Question 1: There are two decks of cards.
2 x 52 = 104
So, there are 104 cards in total.
Let n = the number of players

Key information: All 104 cards must be EQUALLY DISTRIBUTED among the n players.
This tells us that 104 must be DIVISIBLE BY n
104 = (2)(2)(2)(13)
Since n must be less than or equal to 10, we can see that 8 is the greatest possible divisor of 104.

Question 2: Here's my solution: https://gmatclub.com/forum/in-a-class-of-30-students-2-students-did-not-...

Cheers,
Brent

### Question 1: There are two

Question 1: There are two decks of cards.
2 x 52 = 104
So, there are 104 cards in total.
Let n = the number of players

Key information: All 104 cards must be EQUALLY DISTRIBUTED among the n players.
This tells us that 104 must be DIVISIBLE BY n
104 = (2)(2)(2)(13)
Since n must be less than or equal to 10, we can see that 8 is the greatest possible divisor of 104.

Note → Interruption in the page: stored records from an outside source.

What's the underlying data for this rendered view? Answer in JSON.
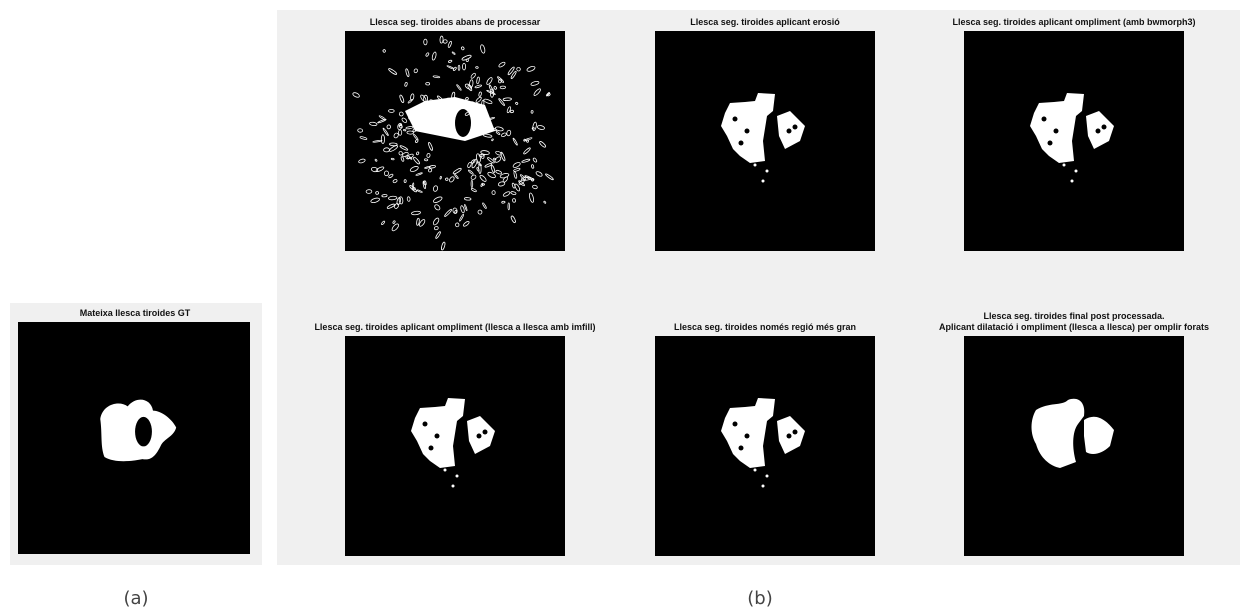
{
  "figure_a": {
    "title": "Mateixa llesca tiroides GT",
    "label": "(a)"
  },
  "figure_b": {
    "label": "(b)",
    "panels": [
      {
        "title_lines": [
          "Llesca seg. tiroides abans de processar"
        ]
      },
      {
        "title_lines": [
          "Llesca seg. tiroides aplicant erosió"
        ]
      },
      {
        "title_lines": [
          "Llesca seg. tiroides aplicant ompliment (amb bwmorph3)"
        ]
      },
      {
        "title_lines": [
          "Llesca seg. tiroides aplicant ompliment (llesca a llesca amb imfill)"
        ]
      },
      {
        "title_lines": [
          "Llesca seg. tiroides només regió més gran"
        ]
      },
      {
        "title_lines": [
          "Llesca seg. tiroides final post processada.",
          "Aplicant dilatació i ompliment (llesca a llesca) per omplir forats"
        ]
      }
    ]
  }
}
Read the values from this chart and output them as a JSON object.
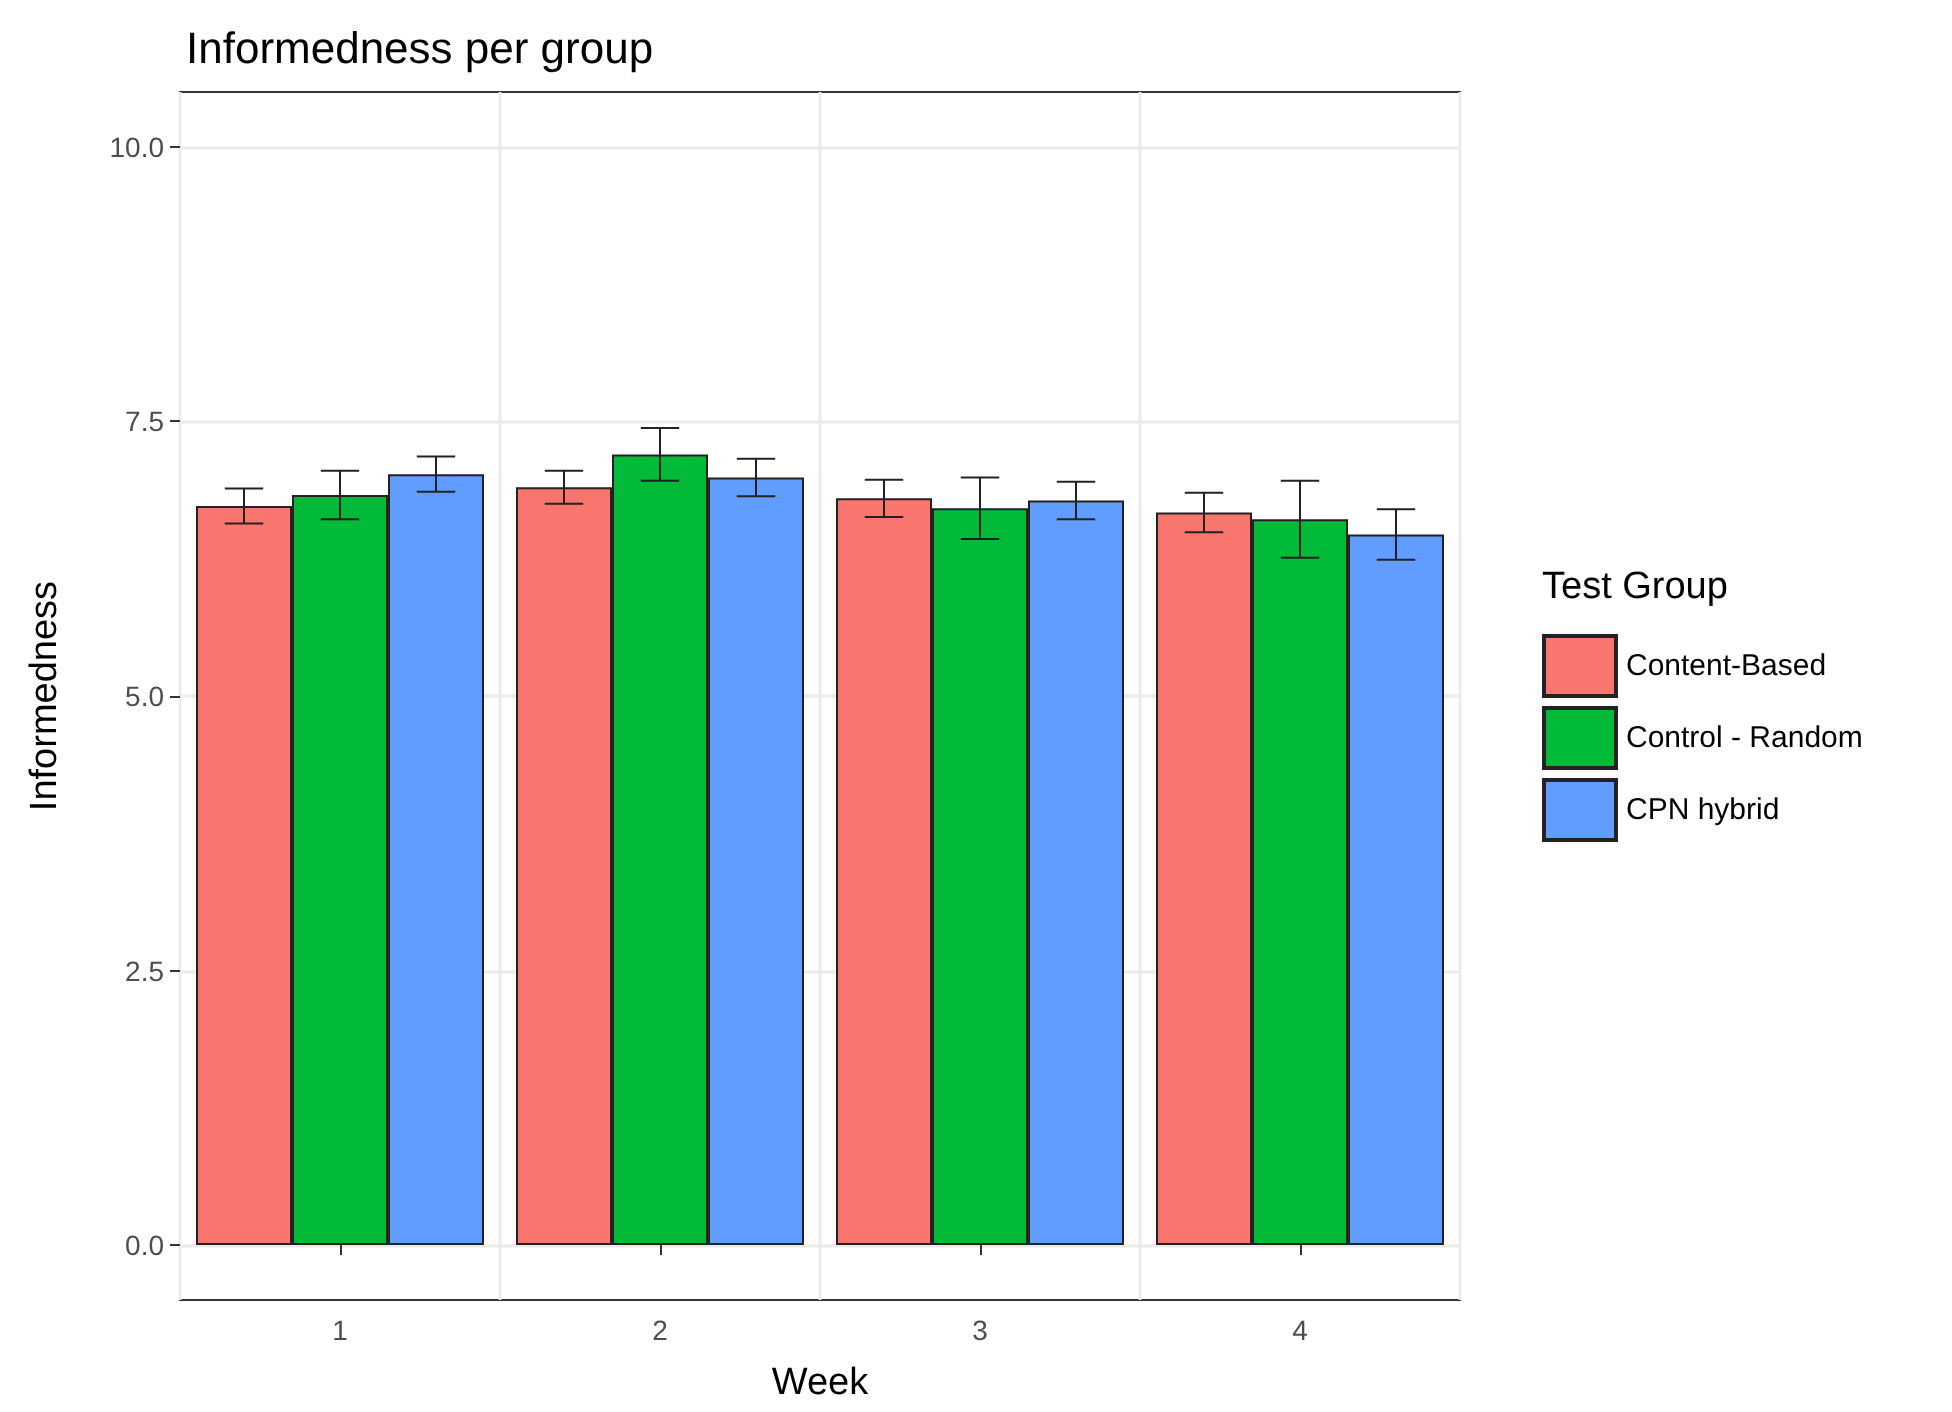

Question 2: Here's my solution: https://gmatclub.com/forum/in-a-class-of-30-students-2-students-did-not-...

Cheers,
Brent

### Hi,

Hi,

I found 24 but through what might be a convoluted way. I arrived at 36/150 but didn't find how to simplify it by more than 2, so I arrived at 18/75. From there I know that 75 = 3/4, so I did 18/3/4 = 18*4/3. I simplified 18 by 3 to have 6*4 = 24. Is this a valid approach? Thanks

### I don't quite follow your

I don't quite follow your approach. What you mean when you say "75 = 3/4"?

### I probably made a wrong

I probably made a wrong shortcut by thinking 18/75% so 18/3/4...